Knowledge base & RAG

The TurfAI knowledge base lets you index documents as vector embeddings and query them in natural language, with answers that cite their sources. This is the RAG pattern: retrieve relevant chunks, then generate an answer grounded in them.

What you'll build

A working "ask your documents" loop: enable RAG on an uploaded document, wait for it to index, then ask questions and get an answer with cited sources. By the end you'll have run the three calls that power every RAG feature in TurfAI — including chatbots and the rag_query workflow task.

Prerequisites

A JWT in $TURFAI_JWT — see Authentication. All examples send Authorization: Bearer $TURFAI_JWT.
One or more uploaded documents you own. You index by document id (a number), so have an id ready — e.g. 45 below. Uploading is out of scope here; see the Documents API.
Base URL: https://apisandbox.turfai.in/api.

Indexing is asynchronous. You enable RAG, the document is queued and embedded in the background, and only once its status is completed will queries return its chunks. The flow below is enable → poll → query.

The indexing flow

rag_processing_status moves through not_started → queued → processing → completed, or failed if embedding errors out. Don't query until it's completed.

1. Enable RAG on a document

POST /documents/:id/enable-rag queues the document for embedding and returns immediately. Pass force_reprocess: true to re-index a document that's already completed.
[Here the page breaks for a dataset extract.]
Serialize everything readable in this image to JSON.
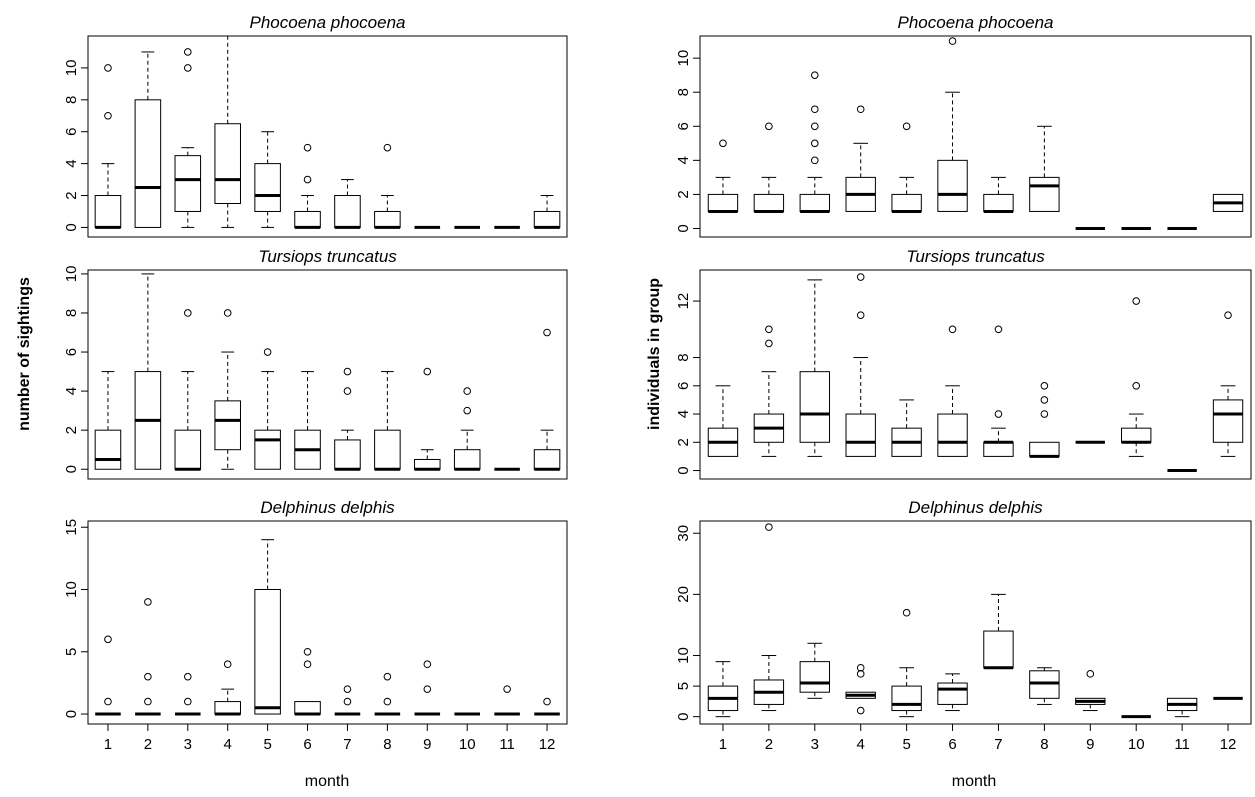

BASE="https://apisandbox.turfai.in/api"
DOC_ID=45

curl -X POST "$BASE/documents/$DOC_ID/enable-rag" \
  -H "Authorization: Bearer $TURFAI_JWT" \
  -H "Content-Type: application/json" \
  -d '{ "force_reprocess": false }'

import os, requests

BASE = "https://apisandbox.turfai.in/api"
HEAD = {"Authorization": f"Bearer {os.environ['TURFAI_JWT']}", "Content-Type": "application/json"}
DOC_ID = 45

r = requests.post(f"{BASE}/documents/{DOC_ID}/enable-rag", headers=HEAD,
                  json={"force_reprocess": False})
r.raise_for_status()
print(r.json())  # {"status": "queued", "job_id": "...", "document_id": "45", ...}

const BASE = "https://apisandbox.turfai.in/api";
const HEAD = {
  Authorization: `Bearer ${process.env.TURFAI_JWT}`,
  "Content-Type": "application/json",
};
const DOC_ID = 45;

const res = await fetch(`${BASE}/documents/${DOC_ID}/enable-rag`, {
  method: "POST",
  headers: HEAD,
  body: JSON.stringify({ force_reprocess: false }),
});
console.log(await res.json()); // { status: "queued", job_id: "...", document_id: "45" }

{
  "status": "queued",
  "job_id": "rag-embed-45-1718800000000",
  "document_id": "45",
  "message": "Document queued for RAG processing"
}

Calling enable-rag on a document that's already processing (or already completed without force_reprocess) returns a 400. That's expected — treat it as "already indexing / indexed".

2. Poll the RAG status

GET /documents/:id/rag-status returns the live processing_status. Poll it until it's completed, then query. On failed, read the error field.

# Poll once; re-run until processing_status == "completed"
curl -s "$BASE/documents/$DOC_ID/rag-status" \
  -H "Authorization: Bearer $TURFAI_JWT"

import time

while True:
    s = requests.get(f"{BASE}/documents/{DOC_ID}/rag-status", headers=HEAD).json()
    status = s["processing_status"]
    print(status, s.get("chunk_count"))
    if status == "completed":
        break
    if status == "failed":
        raise RuntimeError(s.get("error") or "RAG indexing failed")
    time.sleep(3)

async function waitForRag(docId: number) {
  while (true) {
    const s = await (
      await fetch(`${BASE}/documents/${docId}/rag-status`, { headers: HEAD })
    ).json();
    if (s.processing_status === "completed") return s;
    if (s.processing_status === "failed") throw new Error(s.error ?? "RAG indexing failed");
    await new Promise((r) => setTimeout(r, 3000));
  }
}
await waitForRag(DOC_ID);

{
  "document_id": "45",
  "rag_enabled": true,
  "processing_status": "completed",
  "chunk_count": 128,
  "processed_at": "2026-06-19T10:21:44.000Z",
  "error": null,
  "embedding_model": "text-embedding-004"
}

processing_status is one of not_started, queued, processing, completed, failed.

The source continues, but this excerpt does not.